Core Concepts
The core message of this article is that the problems of Sigma Clique Cover (SCC), Cluster Vertex Splitting (CVS), and Cluster Editing with Vertex Splitting (CEVS) are all NP-complete, but CVS admits a linear-size problem kernel.
Abstract
The article studies the computational complexity and algorithms for overlapping graph clustering problems, where the clusters can overlap. It focuses on three main problems:
Sigma Clique Cover (SCC): Given a graph G, find a covering of the edges of G by induced cliques, while minimizing the total number of times vertices are covered.
The authors show that SCC is NP-complete.
Cluster Vertex Splitting (CVS): Given a graph G and an integer k, determine if G can be transformed into a cluster graph (disjoint union of cliques) by performing at most k vertex-splitting operations.
The authors establish an equivalence between SCC and CVS, showing that CVS is also NP-complete.
However, they prove that CVS admits a linear-size problem kernel, meaning it can be efficiently preprocessed to an equivalent instance with O(k) vertices.

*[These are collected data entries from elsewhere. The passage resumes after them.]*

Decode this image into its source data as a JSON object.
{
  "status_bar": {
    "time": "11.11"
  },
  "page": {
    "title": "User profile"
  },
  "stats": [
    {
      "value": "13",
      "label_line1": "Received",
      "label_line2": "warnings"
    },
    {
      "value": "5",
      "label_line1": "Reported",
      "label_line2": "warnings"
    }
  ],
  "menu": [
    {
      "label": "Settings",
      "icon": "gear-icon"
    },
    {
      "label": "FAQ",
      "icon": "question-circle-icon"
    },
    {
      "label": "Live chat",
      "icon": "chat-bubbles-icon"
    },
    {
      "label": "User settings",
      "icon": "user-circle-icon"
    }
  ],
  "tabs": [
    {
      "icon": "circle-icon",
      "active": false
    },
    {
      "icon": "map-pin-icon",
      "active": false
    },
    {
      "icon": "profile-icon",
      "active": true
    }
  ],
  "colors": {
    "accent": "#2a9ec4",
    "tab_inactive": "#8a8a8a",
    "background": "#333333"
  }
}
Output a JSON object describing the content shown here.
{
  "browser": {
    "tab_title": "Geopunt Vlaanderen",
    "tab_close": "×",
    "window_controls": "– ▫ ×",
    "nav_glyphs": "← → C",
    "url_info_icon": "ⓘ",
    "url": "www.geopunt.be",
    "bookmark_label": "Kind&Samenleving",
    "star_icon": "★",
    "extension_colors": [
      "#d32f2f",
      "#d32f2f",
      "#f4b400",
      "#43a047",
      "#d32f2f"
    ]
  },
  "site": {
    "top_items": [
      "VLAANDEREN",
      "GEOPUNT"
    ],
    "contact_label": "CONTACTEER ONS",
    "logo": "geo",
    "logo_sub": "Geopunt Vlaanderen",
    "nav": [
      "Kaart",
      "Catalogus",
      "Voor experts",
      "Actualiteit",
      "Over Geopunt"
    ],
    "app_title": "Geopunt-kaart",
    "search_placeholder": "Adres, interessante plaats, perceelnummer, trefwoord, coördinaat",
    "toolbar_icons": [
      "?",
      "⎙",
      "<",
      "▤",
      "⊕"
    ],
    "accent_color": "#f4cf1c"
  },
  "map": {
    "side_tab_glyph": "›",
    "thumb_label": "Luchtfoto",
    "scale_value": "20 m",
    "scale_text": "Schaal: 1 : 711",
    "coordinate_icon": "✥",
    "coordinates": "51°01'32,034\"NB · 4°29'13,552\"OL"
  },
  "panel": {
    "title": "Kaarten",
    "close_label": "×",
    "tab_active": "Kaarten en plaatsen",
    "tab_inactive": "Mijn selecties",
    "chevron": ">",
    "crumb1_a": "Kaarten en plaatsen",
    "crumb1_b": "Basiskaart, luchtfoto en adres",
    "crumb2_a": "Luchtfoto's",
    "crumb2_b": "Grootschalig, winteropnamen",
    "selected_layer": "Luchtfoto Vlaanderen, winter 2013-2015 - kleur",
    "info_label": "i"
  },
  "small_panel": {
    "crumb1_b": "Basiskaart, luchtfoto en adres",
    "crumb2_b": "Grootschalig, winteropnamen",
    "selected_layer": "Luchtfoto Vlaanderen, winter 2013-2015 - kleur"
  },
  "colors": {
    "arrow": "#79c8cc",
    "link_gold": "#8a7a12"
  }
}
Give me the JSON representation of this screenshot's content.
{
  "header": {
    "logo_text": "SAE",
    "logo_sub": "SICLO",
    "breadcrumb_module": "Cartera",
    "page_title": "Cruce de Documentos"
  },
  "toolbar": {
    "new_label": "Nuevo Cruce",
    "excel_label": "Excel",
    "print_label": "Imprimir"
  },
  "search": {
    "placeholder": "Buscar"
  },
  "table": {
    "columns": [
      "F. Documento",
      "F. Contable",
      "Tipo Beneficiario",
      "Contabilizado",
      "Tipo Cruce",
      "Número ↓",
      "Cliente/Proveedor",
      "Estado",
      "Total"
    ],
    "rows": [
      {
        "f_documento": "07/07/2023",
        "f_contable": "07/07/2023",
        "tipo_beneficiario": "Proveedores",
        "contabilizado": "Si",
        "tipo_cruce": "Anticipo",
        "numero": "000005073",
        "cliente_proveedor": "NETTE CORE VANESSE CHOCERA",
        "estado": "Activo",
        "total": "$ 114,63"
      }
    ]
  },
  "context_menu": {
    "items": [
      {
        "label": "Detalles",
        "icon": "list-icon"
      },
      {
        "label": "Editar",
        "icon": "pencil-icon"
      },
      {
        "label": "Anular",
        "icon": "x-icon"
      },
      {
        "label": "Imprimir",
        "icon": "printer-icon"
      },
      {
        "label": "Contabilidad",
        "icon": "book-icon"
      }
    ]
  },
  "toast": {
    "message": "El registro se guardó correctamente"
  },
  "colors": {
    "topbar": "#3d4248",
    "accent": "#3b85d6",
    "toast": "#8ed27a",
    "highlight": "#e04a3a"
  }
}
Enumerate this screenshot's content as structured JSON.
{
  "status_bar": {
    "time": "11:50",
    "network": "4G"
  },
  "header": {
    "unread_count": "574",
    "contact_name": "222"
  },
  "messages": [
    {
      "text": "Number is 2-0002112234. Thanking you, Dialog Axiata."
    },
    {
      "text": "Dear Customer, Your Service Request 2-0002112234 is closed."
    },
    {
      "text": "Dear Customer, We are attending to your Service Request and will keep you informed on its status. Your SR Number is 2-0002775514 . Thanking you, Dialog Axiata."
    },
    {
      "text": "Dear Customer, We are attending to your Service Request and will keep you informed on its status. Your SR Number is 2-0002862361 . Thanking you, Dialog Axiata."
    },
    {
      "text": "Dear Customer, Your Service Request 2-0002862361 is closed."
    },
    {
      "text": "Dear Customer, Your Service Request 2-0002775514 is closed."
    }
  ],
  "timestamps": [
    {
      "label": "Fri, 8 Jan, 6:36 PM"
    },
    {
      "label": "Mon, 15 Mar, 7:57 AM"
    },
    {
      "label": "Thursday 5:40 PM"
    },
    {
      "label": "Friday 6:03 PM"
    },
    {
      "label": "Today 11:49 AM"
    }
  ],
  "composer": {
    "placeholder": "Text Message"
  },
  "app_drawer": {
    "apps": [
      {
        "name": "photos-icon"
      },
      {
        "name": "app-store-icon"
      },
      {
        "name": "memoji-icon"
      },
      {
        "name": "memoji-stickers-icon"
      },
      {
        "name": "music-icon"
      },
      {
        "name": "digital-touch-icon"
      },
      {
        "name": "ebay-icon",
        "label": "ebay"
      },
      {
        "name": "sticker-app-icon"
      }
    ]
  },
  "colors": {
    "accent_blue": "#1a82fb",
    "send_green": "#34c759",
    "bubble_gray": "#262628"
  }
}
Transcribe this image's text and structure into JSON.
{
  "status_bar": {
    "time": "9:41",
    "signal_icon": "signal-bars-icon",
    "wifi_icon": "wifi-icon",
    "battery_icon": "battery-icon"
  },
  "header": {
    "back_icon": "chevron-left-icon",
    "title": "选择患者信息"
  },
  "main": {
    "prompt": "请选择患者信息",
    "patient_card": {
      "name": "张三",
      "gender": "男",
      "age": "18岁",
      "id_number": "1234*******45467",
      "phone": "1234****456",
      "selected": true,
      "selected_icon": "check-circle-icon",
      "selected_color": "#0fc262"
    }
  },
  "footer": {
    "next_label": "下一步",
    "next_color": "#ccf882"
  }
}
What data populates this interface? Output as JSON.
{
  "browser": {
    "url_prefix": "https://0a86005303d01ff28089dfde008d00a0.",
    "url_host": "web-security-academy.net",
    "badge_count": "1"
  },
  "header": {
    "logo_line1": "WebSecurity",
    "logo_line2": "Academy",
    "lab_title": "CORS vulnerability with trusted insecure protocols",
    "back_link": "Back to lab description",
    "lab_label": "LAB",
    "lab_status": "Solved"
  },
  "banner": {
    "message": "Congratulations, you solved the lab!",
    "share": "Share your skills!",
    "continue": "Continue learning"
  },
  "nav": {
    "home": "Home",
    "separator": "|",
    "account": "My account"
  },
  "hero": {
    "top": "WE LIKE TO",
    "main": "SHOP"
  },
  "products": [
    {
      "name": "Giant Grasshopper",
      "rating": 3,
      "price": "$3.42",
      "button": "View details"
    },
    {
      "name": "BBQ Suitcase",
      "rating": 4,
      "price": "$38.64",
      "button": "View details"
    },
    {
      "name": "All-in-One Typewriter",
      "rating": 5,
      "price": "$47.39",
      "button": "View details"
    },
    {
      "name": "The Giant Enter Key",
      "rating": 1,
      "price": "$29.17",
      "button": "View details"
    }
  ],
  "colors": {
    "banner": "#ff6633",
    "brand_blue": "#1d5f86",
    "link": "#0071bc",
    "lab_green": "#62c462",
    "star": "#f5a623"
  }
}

Cluster Editing with Vertex Splitting (CEVS): Given a graph G and an integer k, determine if G can be transformed into a cluster graph by performing at most k edge additions, edge deletions, and vertex-splitting operations.
The authors show that CEVS is NP-hard, building on their NP-hardness result for SCC and using a critical-clique lemma.
The article also discusses the relationship between these overlapping clustering problems and the well-studied Cluster Editing (CE) and Edge Clique Cover (ECC) problems, which do not allow for overlapping clusters.